The Words of Others: León Ferrari and Rhetoric in Times of War, 2017. Exhibition view at REDCAT. Photo: Taiyo Watanabe.

Lesson retention, one learns from educators, is aided by the receipt of the same information in a variety of media. The lecture alone is the least effective; reading only somewhat more. Thus, the sandwich-boarded street-corner Jeremiah faces a weighty task in converting the passerby; his hand-painted placard striving to convey more particulars and statistics than the sign can legibly hold. His eyes wild, bark urgent, fist shaking, he remains entertainment.

The Words of Others: León Ferrari and Rhetoric in Times of War, 2017. Exhibition view at REDCAT. Photo: Taiyo Watanabe.

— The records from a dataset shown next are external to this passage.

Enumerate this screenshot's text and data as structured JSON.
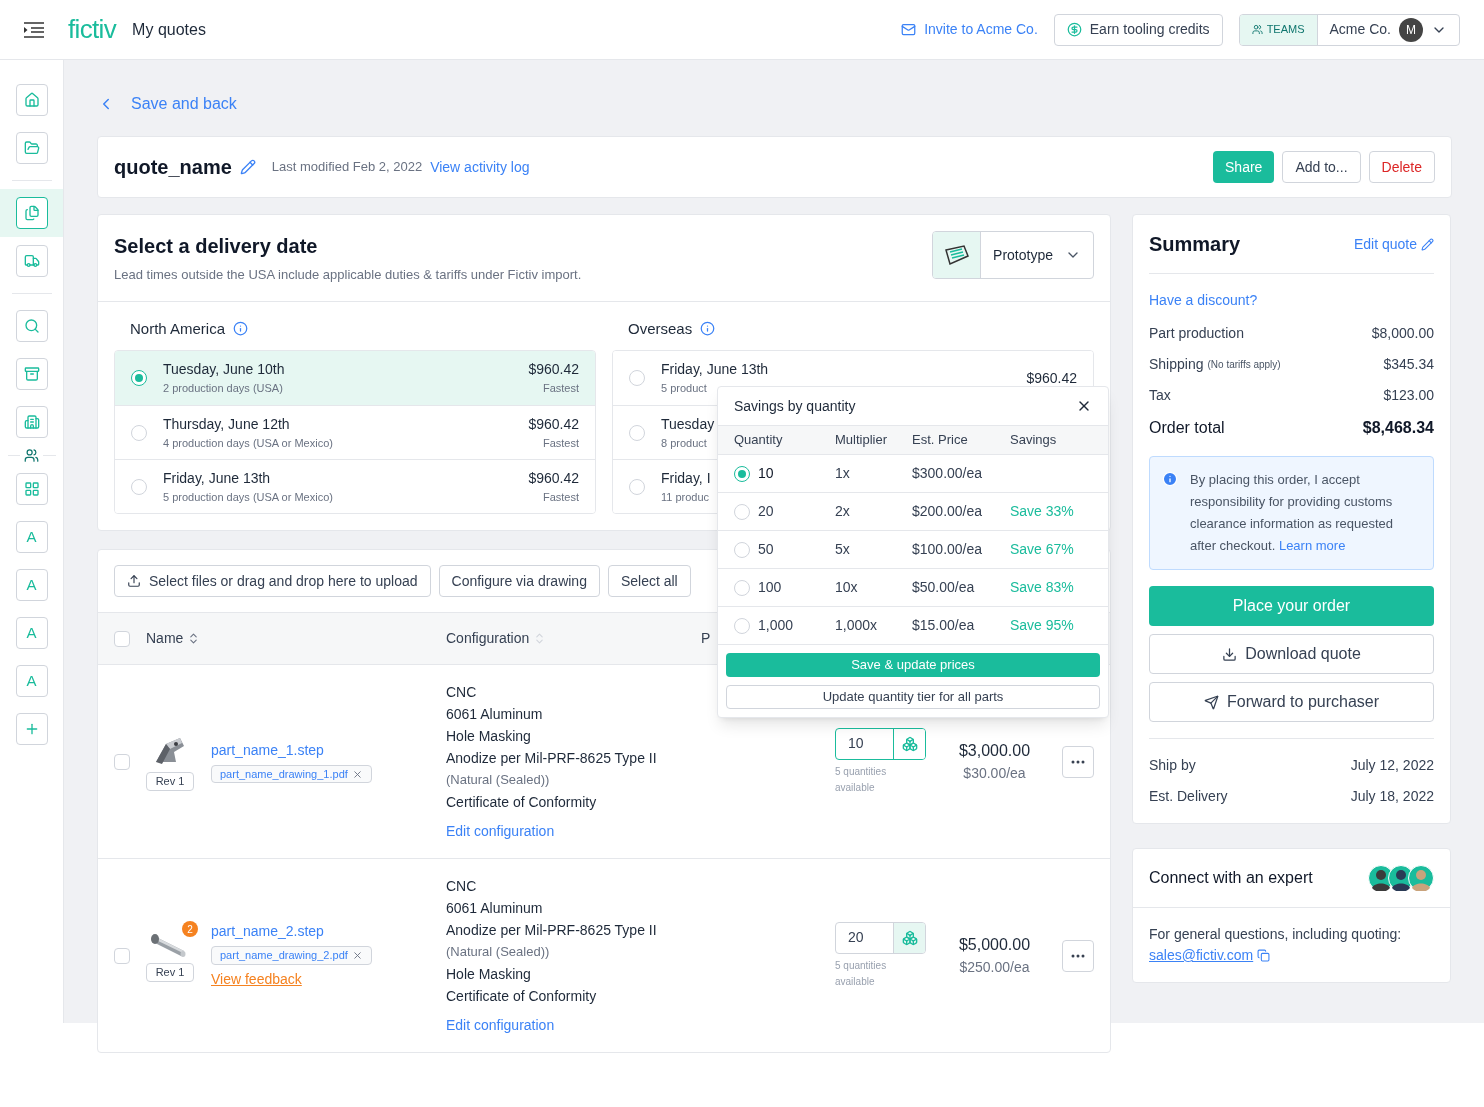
{
  "header": {
    "logo": "fictiv",
    "title": "My quotes",
    "invite": "Invite to Acme Co.",
    "credits": "Earn tooling credits",
    "teams": "TEAMS",
    "org": "Acme Co.",
    "avatar": "M"
  },
  "sidebar": {
    "items": [
      {
        "kind": "icon",
        "selected": false
      },
      {
        "kind": "icon",
        "selected": false
      },
      {
        "kind": "icon",
        "selected": true
      },
      {
        "kind": "icon",
        "selected": false
      },
      {
        "kind": "icon",
        "selected": false
      },
      {
        "kind": "icon",
        "selected": false
      },
      {
        "kind": "icon",
        "selected": false
      },
      {
        "kind": "icon",
        "selected": false
      },
      {
        "kind": "letter",
        "letter": "A",
        "selected": false
      },
      {
        "kind": "letter",
        "letter": "A",
        "selected": false
      },
      {
        "kind": "letter",
        "letter": "A",
        "selected": false
      },
      {
        "kind": "letter",
        "letter": "A",
        "selected": false
      },
      {
        "kind": "icon",
        "selected": false
      }
    ]
  },
  "back": "Save and back",
  "quote": {
    "name": "quote_name",
    "modified": "Last modified Feb 2, 2022",
    "activity": "View activity log",
    "buttons": [
      "Share",
      "Add to...",
      "Delete"
    ]
  },
  "delivery": {
    "title": "Select a delivery date",
    "subtitle": "Lead times outside the USA include applicable duties & tariffs under Fictiv import.",
    "process": "Prototype",
    "regions": [
      {
        "name": "North America",
        "options": [
          {
            "date": "Tuesday, June 10th",
            "detail": "2 production days (USA)",
            "price": "$960.42",
            "tag": "Fastest",
            "selected": true
          },
          {
            "date": "Thursday, June 12th",
            "detail": "4 production days (USA or Mexico)",
            "price": "$960.42",
            "tag": "Fastest",
            "selected": false
          },
          {
            "date": "Friday, June 13th",
            "detail": "5 production days (USA or Mexico)",
            "price": "$960.42",
            "tag": "Fastest",
            "selected": false
          }
        ]
      },
      {
        "name": "Overseas",
        "options": [
          {
            "date": "Friday, June 13th",
            "detail": "5 product",
            "price": "$960.42",
            "selected": false
          },
          {
            "date": "Tuesday",
            "detail": "8 product",
            "selected": false
          },
          {
            "date": "Friday, I",
            "detail": "11 produc",
            "selected": false
          }
        ]
      }
    ]
  },
  "parts": {
    "toolbar": [
      "Select files or drag and drop here to upload",
      "Configure via drawing",
      "Select all"
    ],
    "columns": [
      "Name",
      "Configuration",
      "P"
    ],
    "all_checked": false,
    "rows": [
      {
        "checked": false,
        "file": "part_name_1.step",
        "drawing": "part_name_drawing_1.pdf",
        "rev": "Rev 1",
        "config": [
          {
            "kind": "main",
            "text": "CNC"
          },
          {
            "kind": "main",
            "text": "6061 Aluminum"
          },
          {
            "kind": "main",
            "text": "Hole Masking"
          },
          {
            "kind": "main",
            "text": "Anodize per Mil-PRF-8625 Type II"
          },
          {
            "kind": "note",
            "text": "(Natural (Sealed))"
          },
          {
            "kind": "main",
            "text": "Certificate of Conformity"
          }
        ],
        "edit": "Edit configuration",
        "quantity": "10",
        "active": true,
        "available": "5 quantities available",
        "total": "$3,000.00",
        "each": "$30.00/ea"
      },
      {
        "checked": false,
        "badge": "2",
        "file": "part_name_2.step",
        "drawing": "part_name_drawing_2.pdf",
        "rev": "Rev 1",
        "feedback": "View feedback",
        "config": [
          {
            "kind": "main",
            "text": "CNC"
          },
          {
            "kind": "main",
            "text": "6061 Aluminum"
          },
          {
            "kind": "main",
            "text": "Anodize per Mil-PRF-8625 Type II"
          },
          {
            "kind": "note",
            "text": "(Natural (Sealed))"
          },
          {
            "kind": "main",
            "text": "Hole Masking"
          },
          {
            "kind": "main",
            "text": "Certificate of Conformity"
          }
        ],
        "edit": "Edit configuration",
        "quantity": "20",
        "active": false,
        "available": "5 quantities available",
        "total": "$5,000.00",
        "each": "$250.00/ea"
      }
    ]
  },
  "savings": {
    "title": "Savings by quantity",
    "columns": [
      "Quantity",
      "Multiplier",
      "Est. Price",
      "Savings"
    ],
    "tiers": [
      {
        "quantity": "10",
        "multiplier": "1x",
        "price": "$300.00/ea",
        "selected": true
      },
      {
        "quantity": "20",
        "multiplier": "2x",
        "price": "$200.00/ea",
        "savings": "Save 33%",
        "selected": false
      },
      {
        "quantity": "50",
        "multiplier": "5x",
        "price": "$100.00/ea",
        "savings": "Save 67%",
        "selected": false
      },
      {
        "quantity": "100",
        "multiplier": "10x",
        "price": "$50.00/ea",
        "savings": "Save 83%",
        "selected": false
      },
      {
        "quantity": "1,000",
        "multiplier": "1,000x",
        "price": "$15.00/ea",
        "savings": "Save 95%",
        "selected": false
      }
    ],
    "primary": "Save & update prices",
    "secondary": "Update quantity tier for all parts"
  },
  "summary": {
    "title": "Summary",
    "edit": "Edit quote",
    "discount": "Have a discount?",
    "lines": [
      {
        "label": "Part production",
        "value": "$8,000.00"
      },
      {
        "label": "Shipping",
        "note": "(No tariffs apply)",
        "value": "$345.34"
      },
      {
        "label": "Tax",
        "value": "$123.00"
      }
    ],
    "total": {
      "label": "Order total",
      "value": "$8,468.34"
    },
    "notice": "By placing this order, I accept responsibility for providing customs clearance information as requested after checkout.",
    "learn": "Learn more",
    "place": "Place your order",
    "download": "Download quote",
    "forward": "Forward to purchaser",
    "dates": [
      {
        "label": "Ship by",
        "value": "July 12, 2022"
      },
      {
        "label": "Est. Delivery",
        "value": "July 18, 2022"
      }
    ]
  },
  "expert": {
    "title": "Connect with an expert",
    "text": "For general questions, including quoting:",
    "email": "sales@fictiv.com"
  }
}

Through drawings, sculpture, collage, drama, and text, Ferrari (1920-2013) alternately bellows and whispers and shakes his fist at Pope Paul VI, President Johnson, and Adolph Hitler. While a recording of his quotation drama Palabras ajenas  (The Words of Others) (1967) fills the gallery, the artist gives us a slide show of Nazi memorabilia—the real slide projector neatly conveying us back to the 1970s. In other works, both witty and tragic, he demands accountability from political and religious leaders. His clever collages Relecturas de la Biblia (1986-87) skewer the Catholic Church through a series of Japanese erotic prints inhabited by a spectral God, saints, and angels; his figure-icon prints Espectadores Reprocos (1981) and Cruzamento(1982) give overhead views of contrary audiences and conflicting marchers; his Hongo Negro Nuclear (2007) sculpture of a mushroom cloud and Huesos (2006), a glassless vitrine of turbulent bones, foreshadow the conclusion of his morality play.

The Words of Others: León Ferrari and Rhetoric in Times of War, 2017. Exhibition view at REDCAT. Photo: Taiyo Watanabe.

One video monitor loops Adrian Mitchell reading his plaint of a poem Tell Me Lies About Viet Nam. When the poem ends, the applause rises, the camera pans the enthusiastic crowd then settles upon a single admirer, Allen Ginsberg.

Even the revolution requires its celebrity cameos.

The Words of Others: León Ferrari and Rhetoric in Times of War, 2017. Exhibition view at REDCAT. Photo: Taiyo Watanabe.

“The Words of Others: León Ferrari and Rhetoric in Times of War,” September 16 – December 17, 2017 at REDCAT, 631 West 2nd Street, Los Angeles, CA 90012, www.redcat.org.